The economy of Singapore surged by 14.7 percent in 2010, primarily driven by a surge in manufacturing activity, versus a 1.3 decline in the prior year, making it Asia’s fastest-growing economy.
The GDP performing from 2010 surpasses the prior record growth of 13.8 percent established in 1970.
According to data from the International Monetary Fund (IMF), Singapore’s performance last year was second only to Qatar, which grew by 16 percent in 2010.
The economy expanded by 6.9 percent (on an annualized basis) in the fourth quarter. The services sector, which accounts for about two-thirds of Singapore's economy, grew by 8.8 percent in the fourth quarter of 2010 alone.
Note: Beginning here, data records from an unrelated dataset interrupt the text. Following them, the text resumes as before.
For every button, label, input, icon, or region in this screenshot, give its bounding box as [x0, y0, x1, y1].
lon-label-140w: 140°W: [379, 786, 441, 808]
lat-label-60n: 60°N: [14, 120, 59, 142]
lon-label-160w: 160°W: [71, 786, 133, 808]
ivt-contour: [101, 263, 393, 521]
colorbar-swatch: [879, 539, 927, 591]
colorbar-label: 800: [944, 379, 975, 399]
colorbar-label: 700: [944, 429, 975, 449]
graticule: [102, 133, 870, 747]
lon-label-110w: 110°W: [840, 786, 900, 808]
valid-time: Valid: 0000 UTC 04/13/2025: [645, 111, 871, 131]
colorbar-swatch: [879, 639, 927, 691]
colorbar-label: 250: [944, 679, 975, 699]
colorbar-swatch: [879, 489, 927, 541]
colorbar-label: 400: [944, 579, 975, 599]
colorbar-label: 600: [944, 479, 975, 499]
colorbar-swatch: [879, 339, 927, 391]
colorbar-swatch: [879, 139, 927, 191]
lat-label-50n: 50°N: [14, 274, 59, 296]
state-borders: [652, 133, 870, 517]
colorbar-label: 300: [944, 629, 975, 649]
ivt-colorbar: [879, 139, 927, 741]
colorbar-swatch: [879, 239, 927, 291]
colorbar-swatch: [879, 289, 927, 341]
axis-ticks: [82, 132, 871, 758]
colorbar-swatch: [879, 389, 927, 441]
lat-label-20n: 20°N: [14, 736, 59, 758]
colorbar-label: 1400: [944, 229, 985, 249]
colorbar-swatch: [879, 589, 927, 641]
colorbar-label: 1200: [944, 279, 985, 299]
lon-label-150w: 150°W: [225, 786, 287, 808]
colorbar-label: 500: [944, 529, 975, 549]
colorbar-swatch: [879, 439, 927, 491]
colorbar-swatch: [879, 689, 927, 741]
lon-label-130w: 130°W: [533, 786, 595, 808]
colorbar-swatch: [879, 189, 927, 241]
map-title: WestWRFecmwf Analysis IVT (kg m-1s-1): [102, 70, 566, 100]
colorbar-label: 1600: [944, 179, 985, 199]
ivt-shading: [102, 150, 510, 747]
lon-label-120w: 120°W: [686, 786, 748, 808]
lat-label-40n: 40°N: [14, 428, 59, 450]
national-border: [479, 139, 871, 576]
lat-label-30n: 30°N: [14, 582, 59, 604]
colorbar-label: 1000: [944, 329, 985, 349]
Economic growth in the fourth quarter was primarily underpinned by a strong expansion in the manufacturing sector, the government’s Ministry of Trade and Industry.
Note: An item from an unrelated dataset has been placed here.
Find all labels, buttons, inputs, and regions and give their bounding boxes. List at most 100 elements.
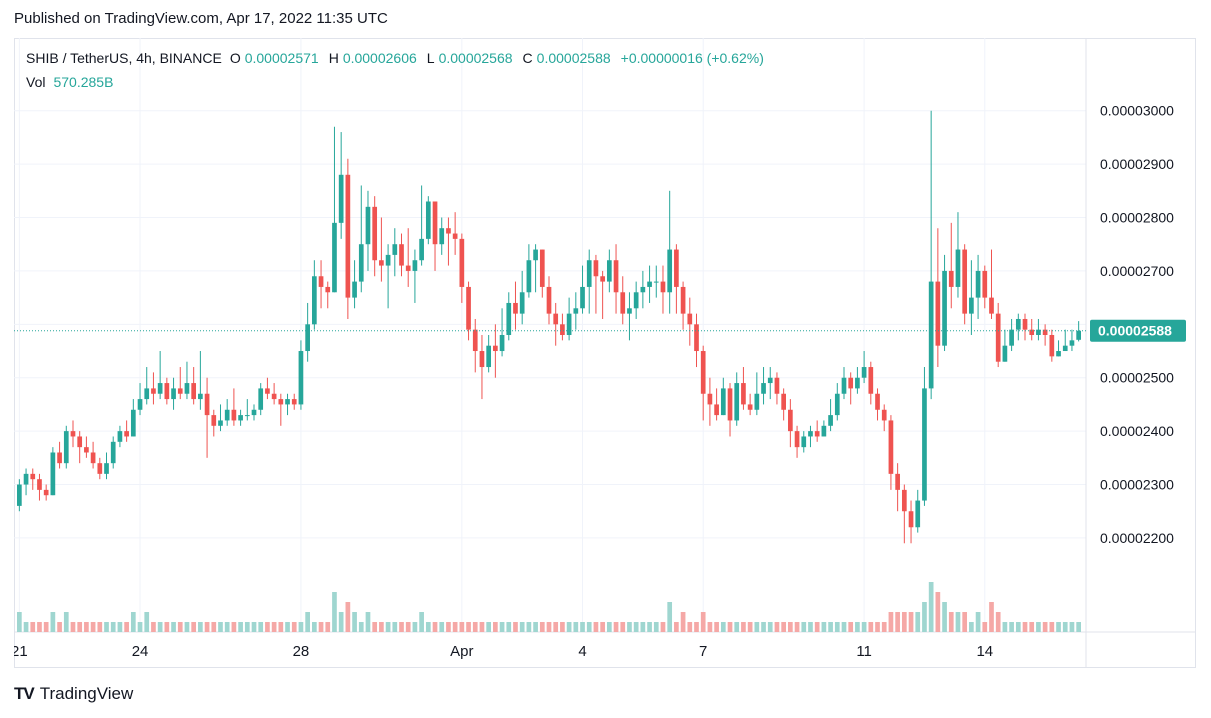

This strong growth was led by the biomedical manufacturing cluster, which saw a strong rebound in pharmaceutical output.
However, the city-state’s Prime Minister Lee Hsien Loong cautioned the growth would slow down in 2011. Official estimates are expecting 2011 GDP expansion of between 4 percent and 6 percent.
One of the few weak segments of the economy is the construction sector, which shrank 1.2 percent in the fourth quarter, after growing 7.1 percent in the third quarter.